Now, researchers from Finnish cyber-security firm F-Secure figured out a new way to disable this overwrite security measure by physically manipulating the computer's firmware, potentially allowing attackers to recover sensitive data stored on the computer after a cold reboot in a matter of few minutes.
"Cold boot attacks are a known method of obtaining encryption keys from devices. But the reality is that attackers can get their hands on all kinds of information using these attacks. Passwords, credentials to corporate networks, and any data stored on the machine are at risk," the security firm warns in a blog post published today.
Video Demonstration of the New Cold Boot Attack
Using a simple tool, researchers were able to rewrite the non-volatile memory chip that contains the memory overwrite settings, disable it, and enable booting from external devices. You can also watch the video demonstration performing the attack below.

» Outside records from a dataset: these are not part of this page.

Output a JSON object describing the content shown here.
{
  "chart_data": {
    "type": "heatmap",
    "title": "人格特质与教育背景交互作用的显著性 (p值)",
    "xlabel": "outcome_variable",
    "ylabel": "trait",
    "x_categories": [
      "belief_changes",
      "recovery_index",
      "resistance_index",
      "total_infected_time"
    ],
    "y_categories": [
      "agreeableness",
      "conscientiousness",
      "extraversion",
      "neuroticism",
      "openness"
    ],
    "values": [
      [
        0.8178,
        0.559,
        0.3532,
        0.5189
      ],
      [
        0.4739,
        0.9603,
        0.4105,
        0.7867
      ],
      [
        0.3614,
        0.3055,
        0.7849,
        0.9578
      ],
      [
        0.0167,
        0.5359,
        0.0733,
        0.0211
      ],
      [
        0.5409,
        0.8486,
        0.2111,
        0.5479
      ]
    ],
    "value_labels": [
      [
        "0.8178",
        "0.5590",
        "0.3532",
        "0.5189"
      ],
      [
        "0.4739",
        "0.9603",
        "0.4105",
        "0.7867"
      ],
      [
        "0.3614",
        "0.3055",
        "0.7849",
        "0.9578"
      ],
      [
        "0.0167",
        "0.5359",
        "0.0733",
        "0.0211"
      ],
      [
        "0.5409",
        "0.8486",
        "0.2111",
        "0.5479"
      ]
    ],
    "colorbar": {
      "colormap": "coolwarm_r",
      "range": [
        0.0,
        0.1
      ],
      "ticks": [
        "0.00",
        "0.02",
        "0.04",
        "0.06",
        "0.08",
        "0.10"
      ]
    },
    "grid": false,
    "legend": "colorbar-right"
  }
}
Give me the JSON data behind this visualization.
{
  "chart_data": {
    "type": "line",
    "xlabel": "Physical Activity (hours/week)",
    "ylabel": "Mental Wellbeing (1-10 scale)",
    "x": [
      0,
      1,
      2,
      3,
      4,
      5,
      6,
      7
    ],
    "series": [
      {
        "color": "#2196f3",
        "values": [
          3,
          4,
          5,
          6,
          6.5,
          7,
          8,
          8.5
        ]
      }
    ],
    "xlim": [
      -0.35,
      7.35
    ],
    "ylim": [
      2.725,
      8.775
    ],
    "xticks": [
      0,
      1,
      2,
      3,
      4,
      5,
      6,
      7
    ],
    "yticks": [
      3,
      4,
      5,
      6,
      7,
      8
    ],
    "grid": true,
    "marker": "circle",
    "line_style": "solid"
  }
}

"It's not exactly easy to do, but it is not a hard enough issue to find and exploit for us to ignore the probability that some attackers have already figured this out," says F-Secure principal security consultant Olle Segerdahl, one the two researchers.
"It's not exactly the kind of thing that attackers looking for easy targets will use. But it is the kind of thing that attackers looking for bigger phish, like a bank or large enterprise, will know how to use."
How Microsoft Windows and Apple Users Can Prevent Cold Boot Attacks
The two researchers, who will present their findings today at a security conference, say they have already shared their findings with Microsoft, Intel, and Apple, and helped them explore possible mitigation strategies.
Microsoft updated its guidance on Bitlocker countermeasures in response to the F-Secure's findings, while Apple said that its Mac devices equipped with an Apple T2 Chip contain security measures designed to protect its users against this attack.
But for Mac computers without the latest T2 chip, Apple recommended users to set a firmware password in order to help harden the security of their computers.
Intel has yet to comment on the matter.
The duo says there's no reliable way to "prevent or block the cold boot attack once an attacker with the right know-how gets their hands on a laptop," but suggest the companies can configure their devices so that attackers using cold boot attacks won't find anything fruitful to steal.
Meanwhile, the duo recommends IT departments to configure all company computers to either shut down or hibernate (not enter sleep mode) and require users to enter their BitLocker PIN whenever they power up or restore their PCs.
Attackers could still perform a successful cold boot attack against computers configured like this, but since the encryption keys are not stored in the memory when a machine hibernates or shuts down, there will be no valuable information for an attacker to steal.